Il est vrai que le sculpteur n’attend pas qu’on le sollicite pour montrer dans différents espaces de la cité (ronds-points, rocades, rues, façades de maisons etc.) des installations où il dénonce avec humour les travers de notre société. Le caractère militant de son action ne nécessite pas forcément une autorisation officielle des mairies afin de procéder à l’installation d’une oeuvre dans un lieu public. D’ailleurs, celle-ci lui serait certainement refusée… Cependant, l’artiste affirme prendre toutes les précautions nécessaires avant de poser ses oeuvres dans un espace public afin de ne provoquer aucun accident, aucun dégât.

Ainsi, beaucoup d’entre-nous ont vu ces consommateurs avec une tête de vache poussant des caddies, ce personnage féminin se déclarant “ni pute, ni soumise”, ce maire nommé “Gens Foutre” avec son écharpe tricolore et la tête dans la façade d’un bâtiment ou encore cet autre personnage fabriqué à l’aide d’une poubelle qui tire la langue à cause du manque d’eau courante dans certains robinets en Guadeloupe.
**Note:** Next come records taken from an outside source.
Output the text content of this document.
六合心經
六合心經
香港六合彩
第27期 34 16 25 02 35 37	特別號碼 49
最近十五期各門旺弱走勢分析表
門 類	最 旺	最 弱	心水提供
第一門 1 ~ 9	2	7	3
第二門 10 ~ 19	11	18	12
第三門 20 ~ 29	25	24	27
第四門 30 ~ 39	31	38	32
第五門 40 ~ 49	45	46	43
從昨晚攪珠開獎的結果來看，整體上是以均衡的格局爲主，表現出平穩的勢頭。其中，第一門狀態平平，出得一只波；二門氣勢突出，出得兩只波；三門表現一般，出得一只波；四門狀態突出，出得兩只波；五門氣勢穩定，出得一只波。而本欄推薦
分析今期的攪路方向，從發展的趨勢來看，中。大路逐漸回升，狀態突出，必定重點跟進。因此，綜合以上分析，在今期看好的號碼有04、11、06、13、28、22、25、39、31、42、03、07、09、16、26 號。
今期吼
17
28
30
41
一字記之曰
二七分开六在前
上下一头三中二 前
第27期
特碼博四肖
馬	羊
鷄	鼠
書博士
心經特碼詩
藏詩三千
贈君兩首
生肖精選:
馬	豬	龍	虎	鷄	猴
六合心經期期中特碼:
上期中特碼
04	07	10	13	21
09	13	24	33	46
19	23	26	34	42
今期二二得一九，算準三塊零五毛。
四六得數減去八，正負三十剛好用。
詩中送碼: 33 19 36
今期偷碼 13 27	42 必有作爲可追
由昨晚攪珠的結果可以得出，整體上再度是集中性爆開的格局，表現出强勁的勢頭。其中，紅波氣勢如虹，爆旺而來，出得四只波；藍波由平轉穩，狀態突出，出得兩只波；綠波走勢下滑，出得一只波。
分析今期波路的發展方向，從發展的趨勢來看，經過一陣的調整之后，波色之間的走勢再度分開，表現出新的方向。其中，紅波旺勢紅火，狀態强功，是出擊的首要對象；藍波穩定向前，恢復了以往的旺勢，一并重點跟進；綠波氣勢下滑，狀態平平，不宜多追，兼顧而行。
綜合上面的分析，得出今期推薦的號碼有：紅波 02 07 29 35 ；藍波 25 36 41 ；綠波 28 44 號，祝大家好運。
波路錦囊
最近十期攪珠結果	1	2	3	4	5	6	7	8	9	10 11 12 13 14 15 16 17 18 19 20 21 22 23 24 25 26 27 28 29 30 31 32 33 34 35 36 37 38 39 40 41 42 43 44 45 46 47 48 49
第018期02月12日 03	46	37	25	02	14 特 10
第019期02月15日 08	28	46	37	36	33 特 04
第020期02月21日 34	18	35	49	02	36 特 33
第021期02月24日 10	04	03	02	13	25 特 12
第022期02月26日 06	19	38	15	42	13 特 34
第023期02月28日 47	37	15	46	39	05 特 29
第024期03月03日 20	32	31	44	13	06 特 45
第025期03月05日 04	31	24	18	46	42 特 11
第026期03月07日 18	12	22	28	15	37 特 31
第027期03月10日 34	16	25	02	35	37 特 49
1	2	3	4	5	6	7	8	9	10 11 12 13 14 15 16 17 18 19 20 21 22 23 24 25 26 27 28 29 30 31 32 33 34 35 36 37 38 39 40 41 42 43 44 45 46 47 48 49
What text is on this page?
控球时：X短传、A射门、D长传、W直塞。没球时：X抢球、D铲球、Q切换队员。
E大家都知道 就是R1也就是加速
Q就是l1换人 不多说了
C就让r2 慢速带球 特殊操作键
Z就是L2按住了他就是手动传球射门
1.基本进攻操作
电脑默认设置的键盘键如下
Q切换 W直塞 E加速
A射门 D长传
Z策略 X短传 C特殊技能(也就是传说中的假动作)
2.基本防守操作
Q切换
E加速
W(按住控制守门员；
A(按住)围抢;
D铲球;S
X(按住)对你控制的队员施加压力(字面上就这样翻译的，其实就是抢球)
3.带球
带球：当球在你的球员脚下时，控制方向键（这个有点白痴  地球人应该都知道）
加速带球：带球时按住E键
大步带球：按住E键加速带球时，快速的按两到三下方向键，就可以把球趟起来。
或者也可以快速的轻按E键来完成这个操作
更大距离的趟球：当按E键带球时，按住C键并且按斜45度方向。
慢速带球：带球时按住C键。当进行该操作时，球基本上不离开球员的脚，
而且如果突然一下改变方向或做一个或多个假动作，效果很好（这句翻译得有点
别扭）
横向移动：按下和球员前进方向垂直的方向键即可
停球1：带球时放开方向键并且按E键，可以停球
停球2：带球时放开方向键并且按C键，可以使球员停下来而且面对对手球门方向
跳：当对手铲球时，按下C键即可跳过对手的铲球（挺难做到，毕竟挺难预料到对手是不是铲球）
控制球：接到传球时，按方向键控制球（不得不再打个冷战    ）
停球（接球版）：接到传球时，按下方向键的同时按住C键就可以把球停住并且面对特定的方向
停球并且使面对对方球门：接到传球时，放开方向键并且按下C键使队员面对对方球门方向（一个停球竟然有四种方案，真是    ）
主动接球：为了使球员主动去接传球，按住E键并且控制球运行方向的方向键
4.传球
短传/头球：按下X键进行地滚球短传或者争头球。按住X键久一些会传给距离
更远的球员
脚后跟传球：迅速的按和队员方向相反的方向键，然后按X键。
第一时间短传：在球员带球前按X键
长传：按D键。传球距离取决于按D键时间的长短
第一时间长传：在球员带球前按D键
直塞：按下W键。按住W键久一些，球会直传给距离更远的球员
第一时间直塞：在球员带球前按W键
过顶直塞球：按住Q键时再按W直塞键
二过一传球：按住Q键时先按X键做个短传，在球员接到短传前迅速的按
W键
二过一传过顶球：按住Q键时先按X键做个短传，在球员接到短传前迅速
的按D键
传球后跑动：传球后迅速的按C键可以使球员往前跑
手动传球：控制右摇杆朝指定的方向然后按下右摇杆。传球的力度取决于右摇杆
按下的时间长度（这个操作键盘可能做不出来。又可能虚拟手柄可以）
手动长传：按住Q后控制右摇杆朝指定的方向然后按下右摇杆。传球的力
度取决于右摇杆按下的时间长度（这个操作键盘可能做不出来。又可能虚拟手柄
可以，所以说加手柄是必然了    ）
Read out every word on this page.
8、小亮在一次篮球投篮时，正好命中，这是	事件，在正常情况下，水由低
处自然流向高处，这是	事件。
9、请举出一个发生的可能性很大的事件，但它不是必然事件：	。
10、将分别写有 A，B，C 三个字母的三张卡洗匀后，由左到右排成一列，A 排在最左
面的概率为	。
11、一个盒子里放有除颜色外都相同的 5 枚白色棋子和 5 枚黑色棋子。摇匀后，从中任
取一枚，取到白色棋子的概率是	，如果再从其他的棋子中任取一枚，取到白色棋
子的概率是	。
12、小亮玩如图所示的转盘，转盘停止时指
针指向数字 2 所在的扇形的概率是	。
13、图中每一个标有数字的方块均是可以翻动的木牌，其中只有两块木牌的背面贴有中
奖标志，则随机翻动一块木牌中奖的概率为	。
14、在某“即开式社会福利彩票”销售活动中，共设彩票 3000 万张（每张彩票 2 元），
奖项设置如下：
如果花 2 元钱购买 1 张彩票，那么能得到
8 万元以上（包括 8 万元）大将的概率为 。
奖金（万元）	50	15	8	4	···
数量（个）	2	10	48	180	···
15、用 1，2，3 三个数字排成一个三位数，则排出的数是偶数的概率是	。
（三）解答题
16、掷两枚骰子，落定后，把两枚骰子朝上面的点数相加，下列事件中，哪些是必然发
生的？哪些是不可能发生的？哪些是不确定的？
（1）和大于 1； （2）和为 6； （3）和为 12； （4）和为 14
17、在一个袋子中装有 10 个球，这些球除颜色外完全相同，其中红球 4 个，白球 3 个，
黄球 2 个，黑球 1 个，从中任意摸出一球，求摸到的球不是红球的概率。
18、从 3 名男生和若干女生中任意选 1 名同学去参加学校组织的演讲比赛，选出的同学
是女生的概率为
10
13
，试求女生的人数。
Ce ne sont là que quelques exemples de créations du sculpteur pour conscientiser la population.

La carrière de Jérôme Jean-Charles a suscité des vocations artistiques au sein de sa famille. “Mon beau-frère fabrique maintenant de superbes lampes avec du bois flotté, quant à ma nièce qui passe son baccalauréat cette année, elle s’est inscrite dans une section “arts appliqués” en France hexagonale”, déclare-t-il.

Le jeune sculpteur a encore de nombreux projets mais dit-t-il : “je continuerai toujours à associer les citoyens à l’élaboration de mes oeuvres munumentales. Cette démarche est devenue pour moi essentielle”.